Un primo piatto elegante con il prezioso tartufo nero del Grappa, il "diamante nero" della Pedemontana Veneta
Introduzione
Esistono piatti che non hanno bisogno di molti ingredienti per conquistare: gli strangozzi al tartufo nero sono l'esempio perfetto di come la semplicità, quando incontra materie prime eccellenti, si trasforma in pura magia gastronomica.
Il tartufo è da sempre considerato il "diamante della cucina", un ingrediente prezioso che richiede rispetto e sapienza nel suo utilizzo.
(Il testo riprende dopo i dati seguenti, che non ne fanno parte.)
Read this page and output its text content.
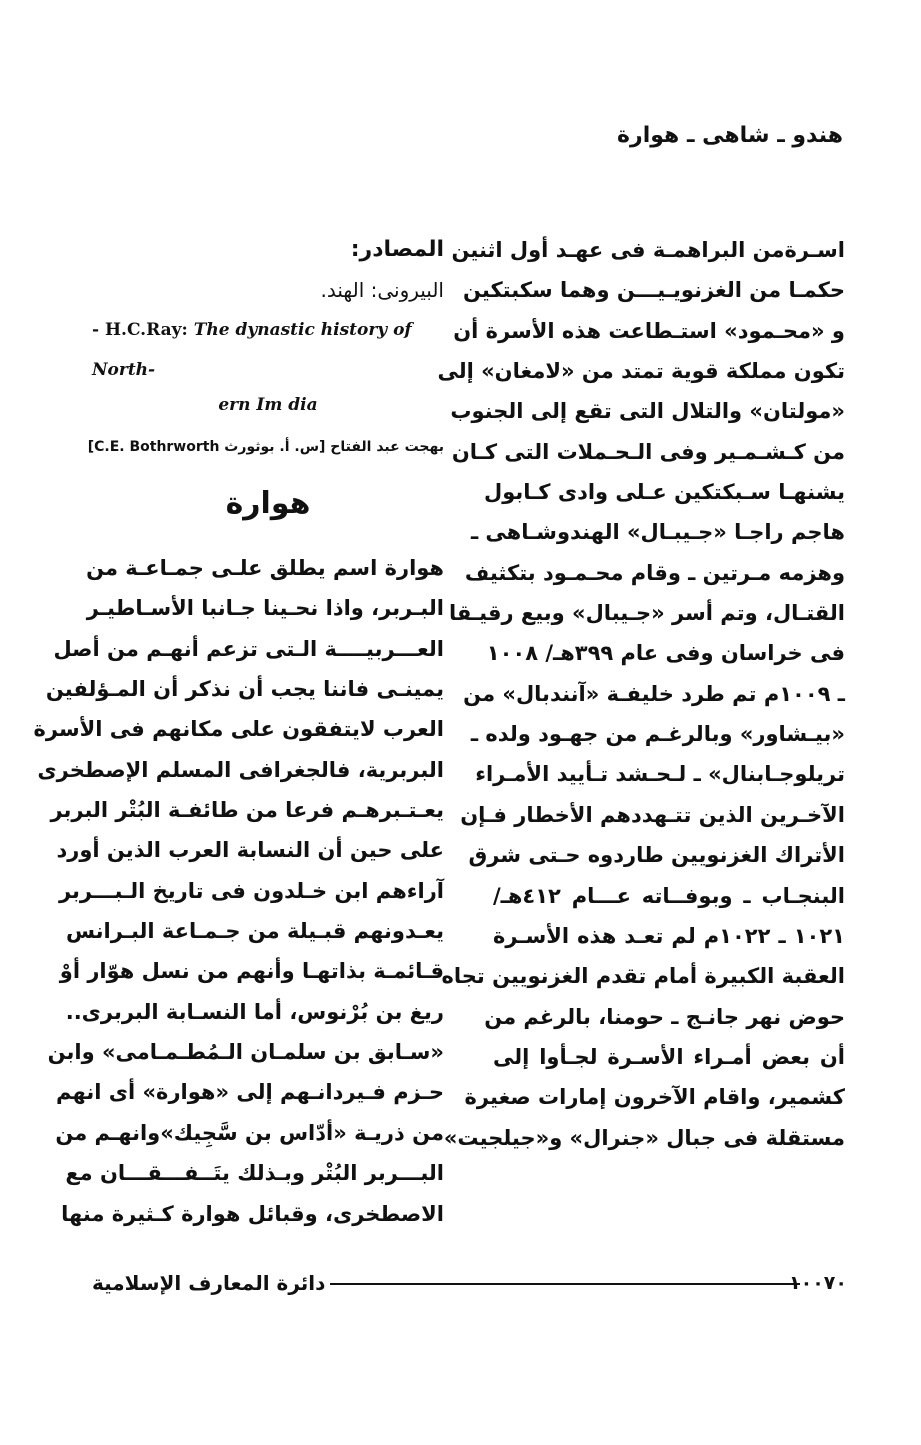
هندو ـ شاهى ـ هوارة
اسـرةمن البراهمـة فى عهـد أول اثنين
حكمـا من الغزنويـيـــن وهما سكبتكين
و «محـمود» استـطاعت هذه الأسرة أن
تكون مملكة قوية تمتد من «لامغان» إلى
«مولتان» والتلال التى تقع إلى الجنوب
من كـشـمـير وفى الـحـملات التى كـان
يشنهـا سـبكتكين عـلى وادى كـابول
هاجم راجـا «جـيبـال» الهندوشـاهى ـ
وهزمه مـرتين ـ وقام محـمـود بتكثيف
القتـال، وتم أسر «جـيبال» وبيع رقيـقا
فى خراسان وفى عام ٣٩٩هـ/ ١٠٠٨
ـ ١٠٠٩م تم طرد خليفـة «آنندبال» من
«بيـشاور» وبالرغـم من جهـود ولده ـ
تريلوجـابنال» ـ لـحـشد تـأييد الأمـراء
الآخـرين الذين تتـهددهم الأخطار فـإن
الأتراك الغزنويين طاردوه حـتى شرق
البنجـاب ـ وبوفــاته عـــام ٤١٢هـ/
١٠٢١ ـ ١٠٢٢م لم تعـد هذه الأسـرة
العقبة الكبيرة أمام تقدم الغزنويين تجاه
حوض نهر جانـج ـ حومنا، بالرغم من
أن بعض أمـراء الأسـرة لجـأوا إلى
كشمير، واقام الآخرون إمارات صغيرة
مستقلة فى جبال «جنرال» و«جيلجيت»
المصادر:
البيرونى: الهند.
- H.C.Ray: The dynastic history of North-
ern Im dia
بهجت عبد الفتاح [س. أ. بوثورث C.E. Bothrworth]
هوارة
هوارة اسم يطلق علـى جمـاعـة من
البـربر، واذا نحـينا جـانبا الأسـاطيـر
العـــربيــــة الـتى تزعم أنهـم من أصل
يمينـى فاننا يجب أن نذكر أن المـؤلفين
العرب لايتفقون على مكانهم فى الأسرة
البربرية، فالجغرافى المسلم الإصطخرى
يعـتـبرهـم فرعا من طائفـة البُتْر البربر
على حين أن النسابة العرب الذين أورد
آراءهم ابن خـلدون فى تاريخ الـبـــربر
يعـدونهم قبـيلة من جـمـاعة البـرانس
قـائمـة بذاتهـا وأنهم من نسل هوّار أوْ
ريغ بن بُرْنوس، أما النسـابة البربرى..
«سـابق بن سلمـان الـمُطـمـامى» وابن
حـزم فـيردانـهم إلى «هوارة» أى انهم
من ذريـة «أدّاس بن سَّجِيك»وانهـم من
البـــربر البُتْر وبـذلك يتَــفـــقـــان مع
الاصطخرى، وقبائل هوارة كـثيرة منها
١٠٠٧٠
دائرة المعارف الإسلامية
La Specialità al Tartufo Nero a base di Burro di Bruno Ceccato unisce il pregiato Tartufo Nero del Grappa al burro chiarificato dell'Altopiano di Asiago, creando un condimento che porta in tavola l'eccellenza della Pedemontana Veneta.
Storia degli Strangozzi e del Tartufo
Gli strangozzi (chiamati anche stringozzi o strangolapreti) sono una pasta tipica dell'Umbria, in particolare della zona di Spoleto e Norcia. Il nome secondo la tradizione deriverebbe dalla forma allungata che ricorda i lacci delle scarpe (le "stringhe") o, secondo una leggenda più colorita, dalla loro consistenza che "strangolava" chi li mangiava troppo in fretta.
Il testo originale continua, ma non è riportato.